Here's the deal... If you read this blog, you accept most people are dumb but you don't like it. You accept most people have their heart in the right place but don't know basic logic and reasoning from their arseholes. You accept that people have a herd mentality and you think it's funny to say stuff people won't agree with. Let's all, collectively, right now, agree that society may be going down the shitter, but at least there's a few of us desperately scrabbling at the porcelain. Scrabble on, noble smartasses. Scrabble on...

Monday, January 3, 2011

1st Annual "The Year Ahead Looks Shitty" Awards

Whelp, it's 2011. Congrats to all who made it. I'm sure this year has a lot of fun times in store, plus a lot of retarded shit to provide me with material. High fives all 'round. To commemorate what can loosely be described as an occasion, here's a list of things I give just enough of a shit about to complain about.

Band Reunions: I've become desensitized to them. Every month there's news of some band that was mildly popular in the 80s or 90s getting back together and doing a world tour, and frankly it's getting stupid. The reason it was a big fucking thing that Janes Addiction or Soundgarden reunited is because they were very important, very widely appreciated bands who broke up in their prime amid fractured relationships. It makes for wonderful drama. Hearing news of, say... Poison reuniting (I know it's a bit behind the times, but bear with me) somehow has less of an impact. Even the news of a Velvet Revolver reunion smacks of "who gives a shit?" Until Johnny Marr and Morrissey announce a Smiths reunion, I declare a moratorium on old bands getting back together.

The Improvements In Computer Graphics In Movies: Not only have they made it impossible to enjoy campy old movies like the original Tron (I tried, I really did, and it just looked dumb), but they've made everything look the damn same to me. Avatar is obviously the worst offender, but almost any movie you see now will have "breathtaking" visuals. Thing is, once everyone is doing it, it's hardly breathtaking, is it? It just becomes this homogeneous wave of nondescript prettiness that approaches reality but never really reaches it because there's always that little uncanny valley bit in the back of your head that knows what your seeing isn't real, and it disgusts you. I hope against hope that people will figure out an interesting way to use the immense technological power we have now in a way that isn't just "bigger is better," my boredom continues. Special mention to Scott Pilgrim vs The World, as it is so far the only modern movie to actually visually interesting, not just cornea-lancing-ly overwrought.

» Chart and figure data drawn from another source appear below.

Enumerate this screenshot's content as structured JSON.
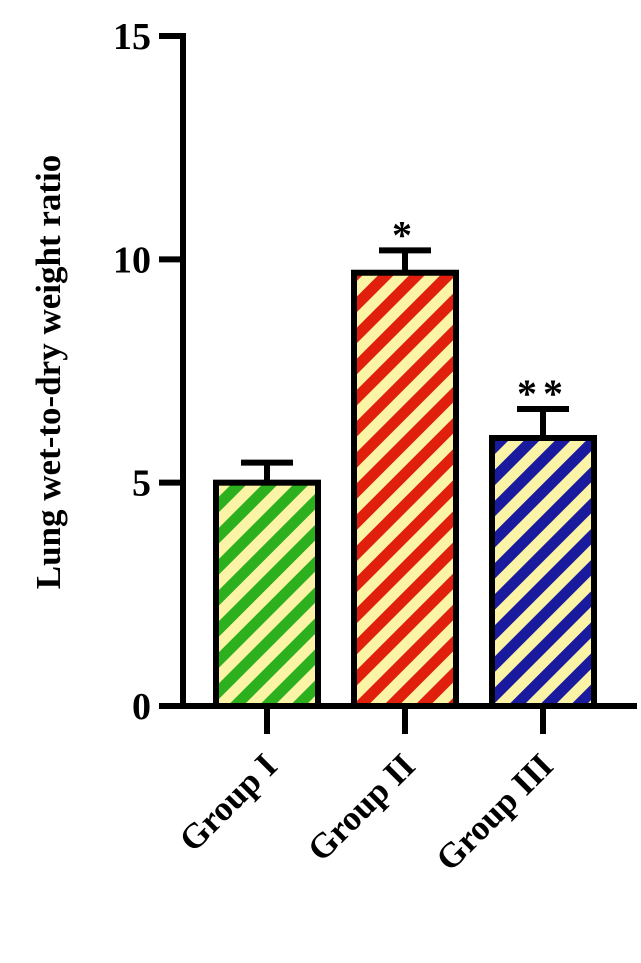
{
  "chart_data": {
    "type": "bar",
    "y_label": "Lung wet-to-dry weight ratio",
    "categories": [
      "Group I",
      "Group II",
      "Group III"
    ],
    "values": [
      5.0,
      9.7,
      6.0
    ],
    "errors": [
      0.45,
      0.5,
      0.65
    ],
    "annotations": [
      null,
      "*",
      "**"
    ],
    "colors": [
      "#2cb01e",
      "#e0200c",
      "#1a1a9e"
    ],
    "hatch_background": "#fbf3a6",
    "ylim": [
      0,
      15
    ],
    "yticks": [
      0,
      5,
      10,
      15
    ],
    "grid": false
  }
}
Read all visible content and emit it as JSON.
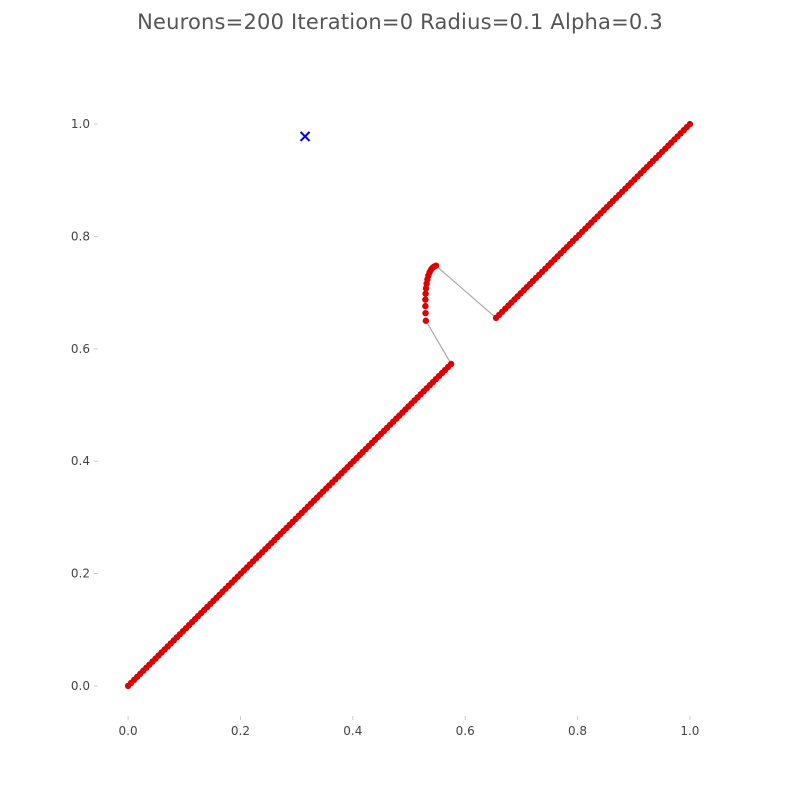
{
  "title": "Neurons=200 Iteration=0 Radius=0.1 Alpha=0.3",
  "chart_data": {
    "type": "scatter",
    "title": "Neurons=200 Iteration=0 Radius=0.1 Alpha=0.3",
    "xlabel": "",
    "ylabel": "",
    "xlim": [
      -0.05,
      1.05
    ],
    "ylim": [
      -0.05,
      1.05
    ],
    "x_ticks": [
      "0.0",
      "0.2",
      "0.4",
      "0.6",
      "0.8",
      "1.0"
    ],
    "y_ticks": [
      "0.0",
      "0.2",
      "0.4",
      "0.6",
      "0.8",
      "1.0"
    ],
    "grid": false,
    "neuron_path": {
      "color": "#dd0000",
      "line_color": "#aaaaaa",
      "marker": "o",
      "segments": [
        {
          "from": [
            0.0,
            0.0
          ],
          "to": [
            0.575,
            0.573
          ]
        },
        {
          "from": [
            0.53,
            0.65
          ],
          "to": [
            0.548,
            0.748
          ],
          "curve_mid": [
            0.532,
            0.72
          ]
        },
        {
          "from": [
            0.655,
            0.655
          ],
          "to": [
            1.0,
            1.0
          ]
        }
      ],
      "connectors": [
        {
          "from": [
            0.575,
            0.573
          ],
          "to": [
            0.53,
            0.65
          ]
        },
        {
          "from": [
            0.548,
            0.748
          ],
          "to": [
            0.655,
            0.655
          ]
        }
      ]
    },
    "sample_point": {
      "x": 0.315,
      "y": 0.978,
      "marker": "x",
      "color": "#0000ee"
    }
  }
}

Parkway Drive: Why do people like these fags? It's just generic, breakdown-y metalcore. Get over it.

BP Being Giant Douchebags: Destroying the environment aside, BP are tremendous bastards through and through. Why? Practically all the petrol stations in Perth are supplied by them. If anyone has been paying attention lately, prices have been climbing and climbing while certain service stations all around are having trouble getting enough fuel to meet demands. Oddly, BP service stations didn't have this problem. My prediction for the new year? Look forward to being bled dry for your car as BP try to make up their losses by taking it from your pockets.

Glee: Glee is dumb.

Two And A Half Men: That show is also dumb, I can't believe it keeps getting renewed.

Any Sit-Com That Isn't "It's Always Sunny In Philadelphia": Yeah, pretty much what I just said.

Well, that's about it for now, at least. Expect more complaints, insights and complaints throughout 2011. I've managed to never miss an update since I got started in June 2010 and I hope to maintain my record. The ring finger on my right hand seems to be shooting out white pus, so I leave you with that image.